Liddic, Chili were great leaders, great players

When Spencer Liddic left his Clarks Summit home and headed down Interstate 81, he saw the University of Scranton's John Long Center, where many men's basketball championships have been won.

But he opted to keep driving.

"I didn't want to be that close to home," Liddic admitted.

Same for Alex Chili, who left her Rockville, Md., house and headed north on Interstate 270, where she went around Baltimore, home of perennial Centennial Conference women's basketball power Johns Hopkins.

Instead, Liddic and Chili chose Muhlenberg College.

The Mules' basketball programs have been the better for it. The school's academic reputation received a healthy boost, too.

Liddic and Chili are done playing basketball at Muhlenberg. The seniors are putting the finishing touches on their degrees, which they'll receive in May.

But long after Liddic settles in to his job at J.P.Morgan in Delaware and Chili finds a suitable apartment and professional basketball contract overseas, they will be remembered as two of the best basketball players and people that Muhlenberg has ever produced.

"I don't think people will realize what she really was and how good she was until one year, two years or three years from now," Muhlenberg women's coach Ron Rohn said, "when they come to games and watch and don't see things they got used to and took for granted."

Mules men's coach Scott McClary called Liddic a "great leader because he has great perspective.

"He's a great leader because he lives the best example you can live as far as right and wrong, as far as work ethic, as far as what kind of student he is, having the right priorities in his life. You cannot find a better walking example than Spencer Liddic."

The numbers support the coaches' beliefs.

Liddic grabbed a Centennial Conference-best 1,015 rebounds and had more double-doubles (43) than any conference player.

Chili scored more points (2,002) than any male or female in conference history and made more 3-pointers (336) than any other woman.

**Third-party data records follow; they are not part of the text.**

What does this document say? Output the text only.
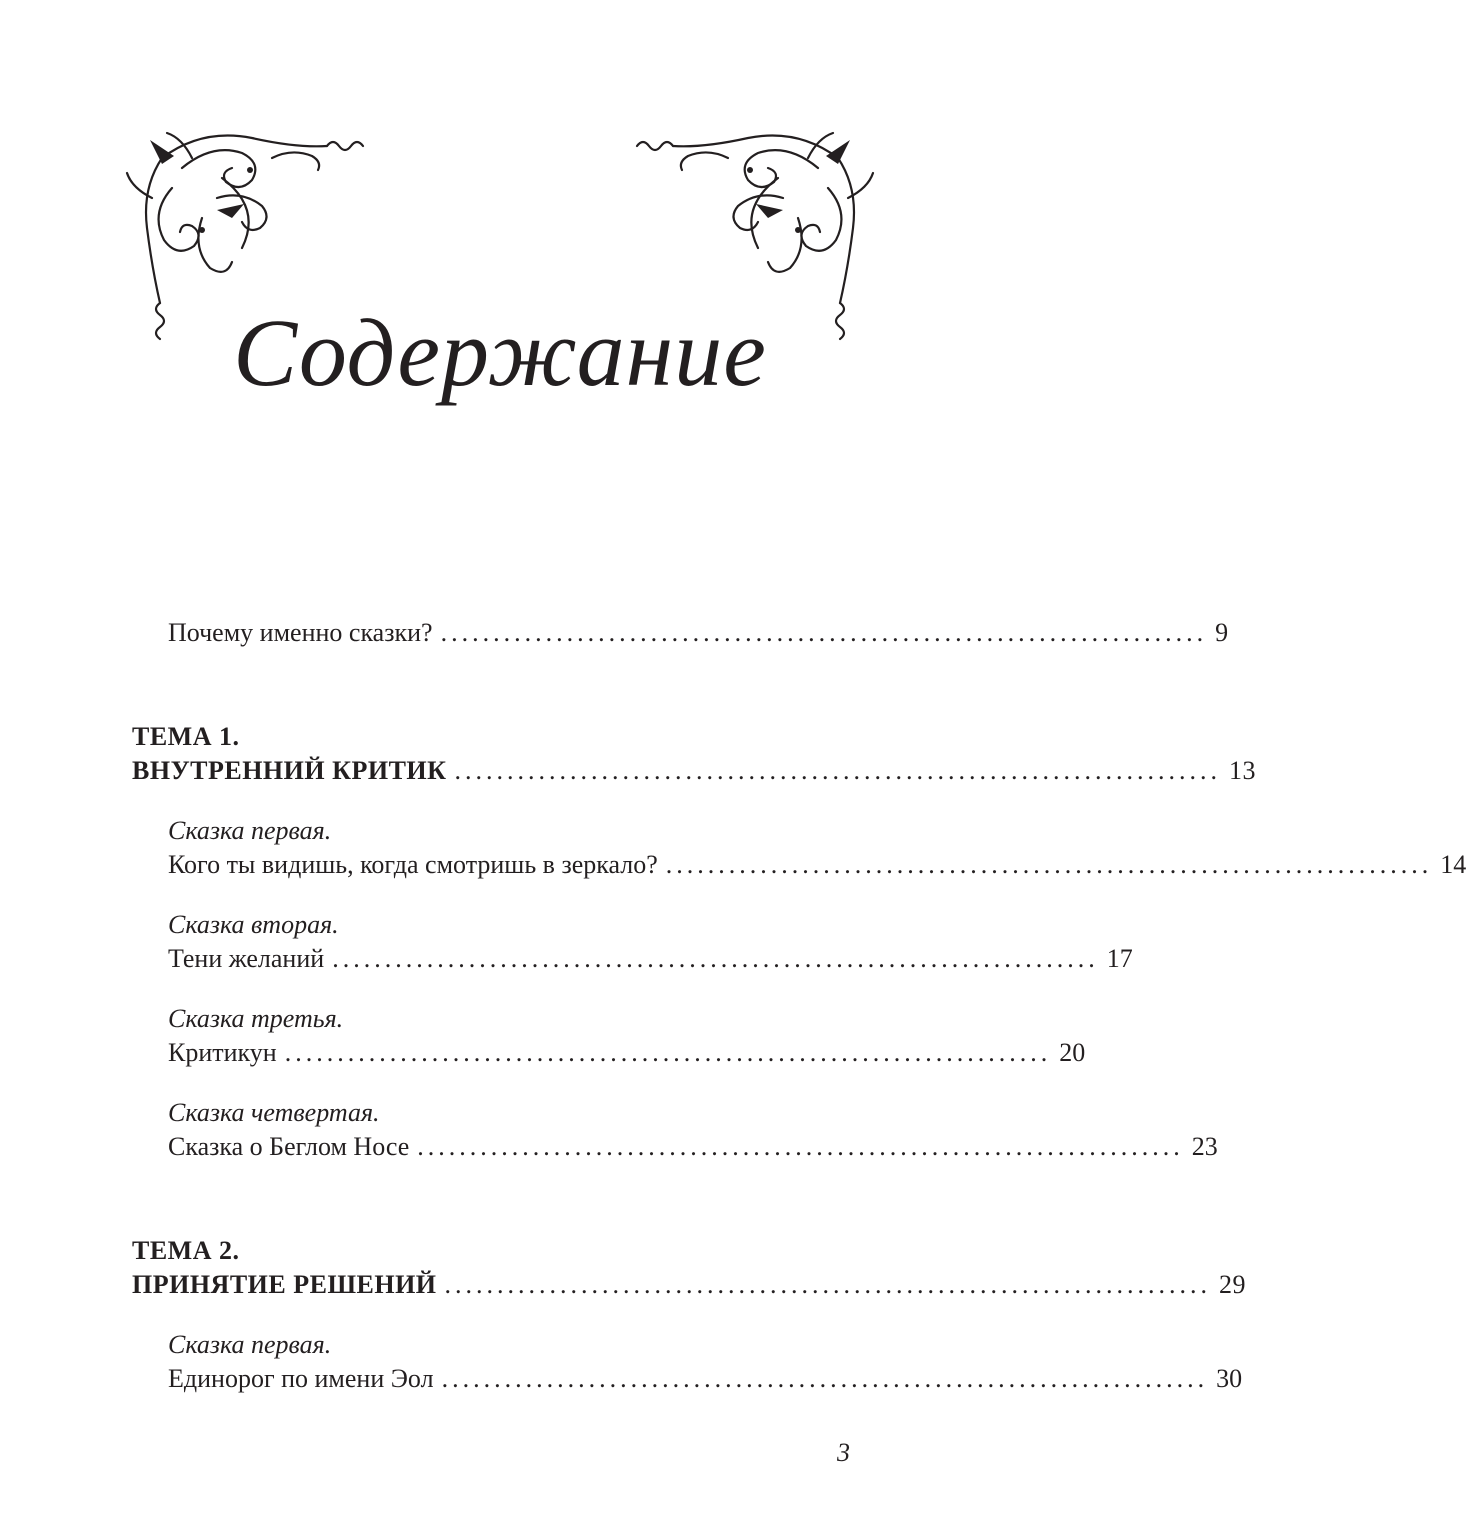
Содержание
Почему именно сказки? ......................................................................... 9
ТЕМА 1.
ВНУТРЕННИЙ КРИТИК ......................................................................... 13
Сказка первая.
Кого ты видишь, когда смотришь в зеркало? ......................................................................... 14
Сказка вторая.
Тени желаний ......................................................................... 17
Сказка третья.
Критикун ......................................................................... 20
Сказка четвертая.
Сказка о Беглом Носе ......................................................................... 23
ТЕМА 2.
ПРИНЯТИЕ РЕШЕНИЙ ......................................................................... 29
Сказка первая.
Единорог по имени Эол ......................................................................... 30
3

Both were second-team Academic All-Americans this season.

Both are finalists for the Jostens Trophy, which acknowledges athletic prowess, academic standing and contributions to their communities.

"We were lucky to have her when we had her," Rohn said. "I know someone like that doesn't come down the pike very often."

"[Liddic] has a very strong personal relationship with the other players," McClary said. "I can't imagine pointing to a better leader."

Chili was looking at several Division I schools, including UNC-Wilmington, while at Walton Johnson High School.

"The first few letters I got from the Muhlenberg Mules and Ron Rohn, I was a little skeptical," she joked.